III. The procedure to pay off any capital which may be in excess of the wants of the company, is identical with that laid down in No. 1.

It is to be observed that the repayment of capital does not augment the uncalled liability in any way.

The uncalled capital may, simultaneously with such repayment, be reduced in any proportion desired.

IV. To enable a company which has lost part of its capital to pay dividends on the remainder, it is of common occurrence for the shareholders to agree to write off as cancelled and lost any capital unrepresented by available assets. As this proceeding is practically only a book entry, and as the position of creditors cannot as a rule be in any way damnified thereby, the creditors are not entitled to object or required to consent to the reduction unless the Court otherwise directs.

It is not necessary for the company to add the words "and Reduced" to its name before presenting its petition for reduction, and the Court may, if it thinks fit, dispense with the affix altogether.

These provisoes are only for cases where the company neither pays back capital nor extinguishes or reduces the liability of its members. In other respects the procedure is similar to No. 1.

V. The reduction of paid-up capital through the medium of the distribution of undivided profits is a new provision introduced by the Act 1880. No intervention of the Court is necessary.
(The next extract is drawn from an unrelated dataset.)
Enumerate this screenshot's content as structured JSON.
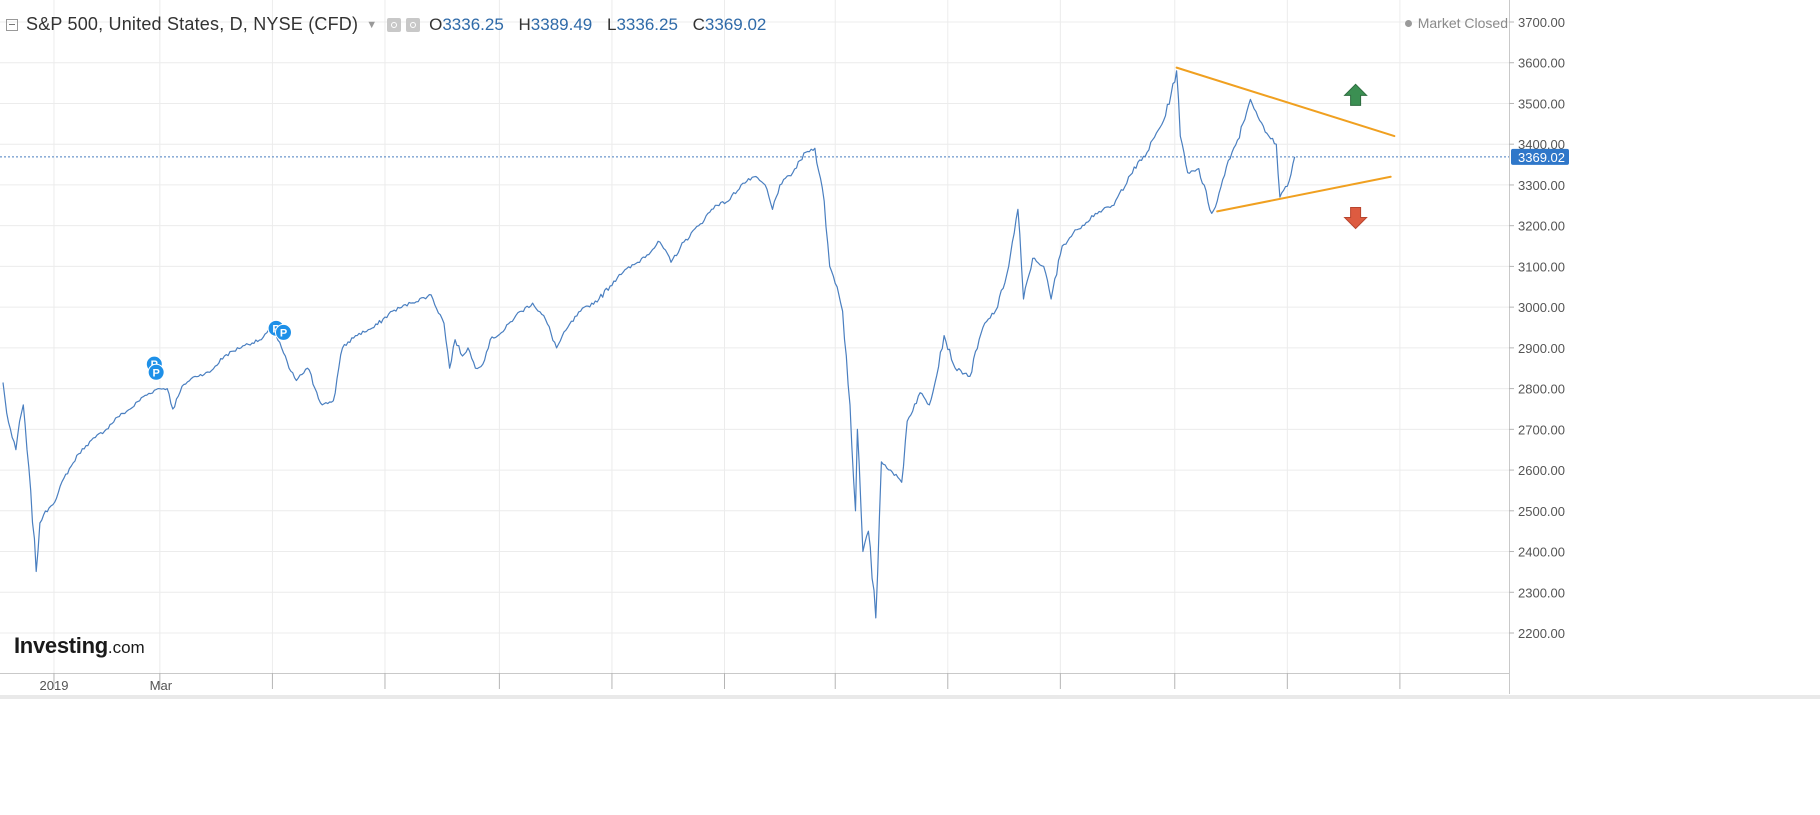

By sect. 3 it is provided that when any company has accumulated a sum of undivided profits which, with the consent of the shareholders, may be distributed among the shareholders in the form of a dividend or bonus, it shall be lawful for the company by special resolution to return the same or any part thereof to the shareholders, in reduction of the paid-up capital

of the company, the unpaid capital being thereby increased by a similar amount. The powers vested in the directors of making calls on the shareholders in respect of moneys unpaid on their shares, shall extend to the amount of the unpaid capital so augmented by such reduction.

A memorandum, together with the special resolution, must be sent to the Registrar of Joint Stock Companies, containing the particulars required by sect. 15 Act 1867 and sect. 4 Act 1877. Until this memorandum is sent the special resolution has no effect.

Any shareholder objecting to receive this repayment of capital is entitled to require the company to retain his proportion in payment to that extent of his future calls. The company must invest this sum and pay him the accruing interest thereon, his shares ranking for dividend as though reduced.

The annual return of members to the Registrar shall specify, in addition to the other particulars, the amounts which any of the shareholders of the company may have so required the company to retain.